Every Arthur Murray studio is a little different, so it really depends on the franchisee owner on what kind of quality you're going to get. The advantage of going to an Arthur Murray or Fred Astaire is that you know that your instruction will have to meet certain standards in order to be accredited. When you're first starting and don't know how to judge dance quality this is a big deal. The studio I was at trained us really well on how to teach in a simple way and break everything down so that any beginner could easily learn no matter how awkward they were.
That being said, Arthur Murray is good for beginning students, but most Arthur Murray's will not progress you to more than just a decent social dancer. Even our "gold" students could barely lead and follow.
Arthur Murray hires instructors based on friendly personalities and looks.

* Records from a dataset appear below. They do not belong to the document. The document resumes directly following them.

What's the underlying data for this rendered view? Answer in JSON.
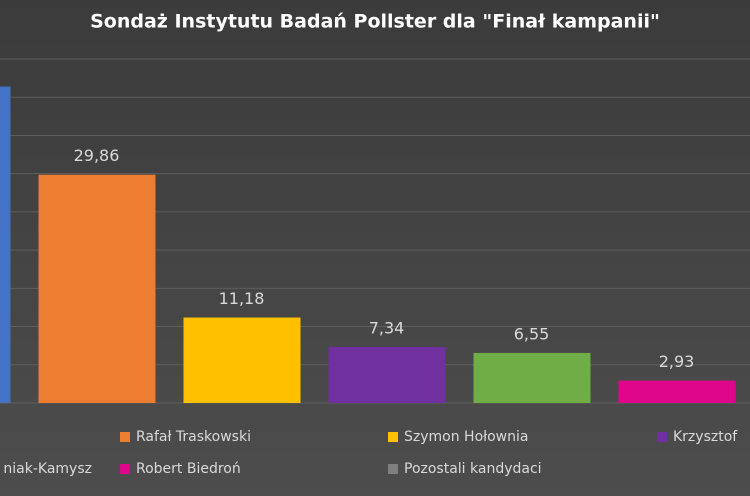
{
  "chart_data": {
    "type": "bar",
    "title": "Sondaż Instytutu Badań Pollster dla \"Finał kampanii\"",
    "categories": [
      null,
      "Rafał Traskowski",
      "Szymon Hołownia",
      "Krzysztof",
      "niak-Kamysz",
      "Robert Biedroń",
      "Pozostali kandydaci"
    ],
    "values": [
      41.4,
      29.86,
      11.18,
      7.34,
      6.55,
      2.93,
      null
    ],
    "value_labels": [
      null,
      "29,86",
      "11,18",
      "7,34",
      "6,55",
      "2,93",
      null
    ],
    "colors": [
      "#4472c4",
      "#ed7d31",
      "#ffc000",
      "#7030a0",
      "#70ad47",
      "#e0068c",
      "#7f7f7f"
    ],
    "ylim": [
      0,
      45
    ],
    "yticks": [
      0,
      5,
      10,
      15,
      20,
      25,
      30,
      35,
      40,
      45
    ],
    "grid": true
  }
}
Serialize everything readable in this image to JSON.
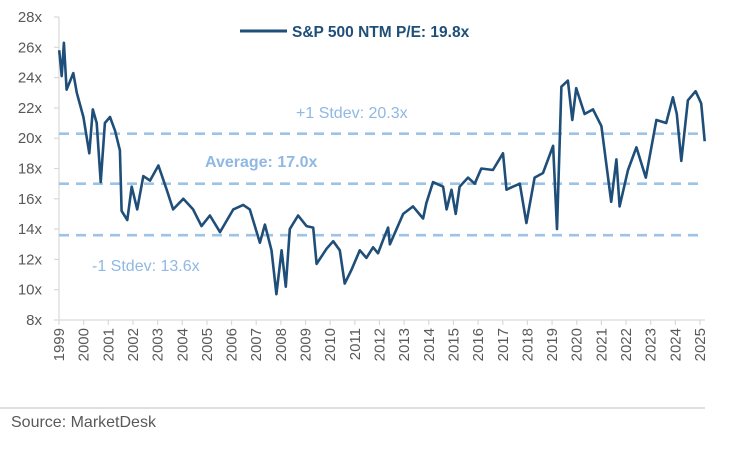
{
  "chart_data": {
    "type": "line",
    "title": "",
    "xlabel": "",
    "ylabel": "",
    "xlim": [
      1999,
      2025
    ],
    "ylim": [
      8,
      28
    ],
    "grid": false,
    "legend_position": "top-center",
    "y_ticks": [
      8,
      10,
      12,
      14,
      16,
      18,
      20,
      22,
      24,
      26,
      28
    ],
    "y_tick_labels": [
      "8x",
      "10x",
      "12x",
      "14x",
      "16x",
      "18x",
      "20x",
      "22x",
      "24x",
      "26x",
      "28x"
    ],
    "x_ticks": [
      1999,
      2000,
      2001,
      2002,
      2003,
      2004,
      2005,
      2006,
      2007,
      2008,
      2009,
      2010,
      2011,
      2012,
      2013,
      2014,
      2015,
      2016,
      2017,
      2018,
      2019,
      2020,
      2021,
      2022,
      2023,
      2024,
      2025
    ],
    "x_tick_labels": [
      "1999",
      "2000",
      "2001",
      "2002",
      "2003",
      "2004",
      "2005",
      "2006",
      "2007",
      "2008",
      "2009",
      "2010",
      "2011",
      "2012",
      "2013",
      "2014",
      "2015",
      "2016",
      "2017",
      "2018",
      "2019",
      "2020",
      "2021",
      "2022",
      "2023",
      "2024",
      "2025"
    ],
    "series": [
      {
        "name": "S&P 500 NTM P/E: 19.8x",
        "color": "#1f4e79",
        "x": [
          1999.01,
          1999.11,
          1999.2,
          1999.31,
          1999.58,
          1999.72,
          1999.99,
          2000.23,
          2000.37,
          2000.53,
          2000.69,
          2000.86,
          2001.07,
          2001.27,
          2001.47,
          2001.54,
          2001.77,
          2001.95,
          2002.17,
          2002.42,
          2002.69,
          2003.03,
          2003.37,
          2003.63,
          2004.04,
          2004.44,
          2004.78,
          2005.12,
          2005.53,
          2006.07,
          2006.47,
          2006.74,
          2007.15,
          2007.35,
          2007.62,
          2007.82,
          2008.03,
          2008.2,
          2008.36,
          2008.7,
          2009.04,
          2009.31,
          2009.45,
          2009.85,
          2010.12,
          2010.39,
          2010.59,
          2010.86,
          2011.2,
          2011.47,
          2011.74,
          2011.94,
          2012.15,
          2012.35,
          2012.42,
          2012.96,
          2013.36,
          2013.77,
          2013.9,
          2014.17,
          2014.58,
          2014.72,
          2014.92,
          2015.09,
          2015.25,
          2015.59,
          2015.86,
          2016.13,
          2016.6,
          2017.01,
          2017.15,
          2017.41,
          2017.69,
          2017.96,
          2018.29,
          2018.63,
          2019.04,
          2019.2,
          2019.38,
          2019.64,
          2019.82,
          2019.98,
          2020.32,
          2020.66,
          2021.0,
          2021.4,
          2021.61,
          2021.74,
          2022.08,
          2022.42,
          2022.8,
          2023.23,
          2023.63,
          2023.9,
          2024.06,
          2024.24,
          2024.51,
          2024.82,
          2025.05,
          2025.19
        ],
        "y": [
          25.8,
          24.1,
          26.3,
          23.2,
          24.3,
          23.0,
          21.4,
          19.0,
          21.9,
          21.0,
          17.1,
          21.0,
          21.4,
          20.5,
          19.2,
          15.2,
          14.6,
          16.8,
          15.3,
          17.5,
          17.2,
          18.2,
          16.6,
          15.3,
          16.0,
          15.3,
          14.2,
          14.9,
          13.8,
          15.3,
          15.6,
          15.3,
          13.1,
          14.3,
          12.6,
          9.7,
          12.6,
          10.2,
          14.0,
          14.9,
          14.2,
          14.1,
          11.7,
          12.7,
          13.2,
          12.6,
          10.4,
          11.3,
          12.6,
          12.1,
          12.8,
          12.4,
          13.3,
          14.1,
          13.0,
          15.0,
          15.5,
          14.7,
          15.7,
          17.1,
          16.8,
          15.3,
          16.6,
          15.0,
          16.8,
          17.4,
          17.0,
          18.0,
          17.9,
          19.0,
          16.6,
          16.8,
          17.0,
          14.4,
          17.4,
          17.7,
          19.5,
          14.0,
          23.4,
          23.8,
          21.2,
          23.3,
          21.6,
          21.9,
          20.8,
          15.8,
          18.6,
          15.5,
          17.9,
          19.4,
          17.4,
          21.2,
          21.0,
          22.7,
          21.6,
          18.5,
          22.5,
          23.1,
          22.3,
          19.8
        ]
      }
    ],
    "reference_lines": [
      {
        "label": "+1 Stdev: 20.3x",
        "value": 20.3,
        "color": "#9dc3e6",
        "style": "dashed"
      },
      {
        "label": "Average: 17.0x",
        "value": 17.0,
        "color": "#9dc3e6",
        "style": "dashed"
      },
      {
        "label": "-1 Stdev: 13.6x",
        "value": 13.6,
        "color": "#9dc3e6",
        "style": "dashed"
      }
    ]
  },
  "source": "Source: MarketDesk"
}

No prior dance experience is necessary. They train them pretty intensively before they are allowed to teach, so again, for teaching beginners they are pretty good. However, at the studio I worked at, once they receive their initial training, the amount of training they receive afterwords is minimal. We had a dance session once a week where a senior teacher would teach a group class to the rest of the staff. Also, coaches come into town around once a month, and give group class instruction to the teachers. You had the option of getting a private coaching, but it was extremely expensive and the instructors don't get paid enough to be able to easily afford it. At my studio, all the instructors were either living at home, had some other source of income, or were on food stamps to make ends meet.
I left because I wasn't progressing in my dance, was making next to nothing, and I was tired of being manipulated by our studio manager. In order to get us to stay, management would often publicly humiliate us in order to shame us and tear our confidence down. They would also tell us that "some day" we could make management, and then we'd be making more than "engineers". Somehow the staff bought into it, and some of them had been there for over 7 years and were still struggling as teachers. I also did not feel that we were being trained on how to give the students what they wanted; we were being trained on how to convince the students to want what we had. To an extent, I understand that, but we definitely were being trained on using manipulative tactics to get students to do buy into doing more, and I was uncomfortable with that.
Teachers were required to tell everything students told them to the studio owner and other staff that would be working with them. One of the things we often did during our daily meetings was a simulation where one instructor would pretend to be a student and the other staff would take turns asking personal questions to the "student." We would get chastised if we did not know the answers to these questions. I once refused to pose as a student because I felt very uncomfortable breaching their confidence in this way, and I got into HUGE trouble for it. I left shortly after. If you tell something to one teacher, you're telling it to them all.
Again, I want to emphasize that not all Arthur Murray studios are the same. The studio I was at was particularly bad. Other ones are MUCH better than that.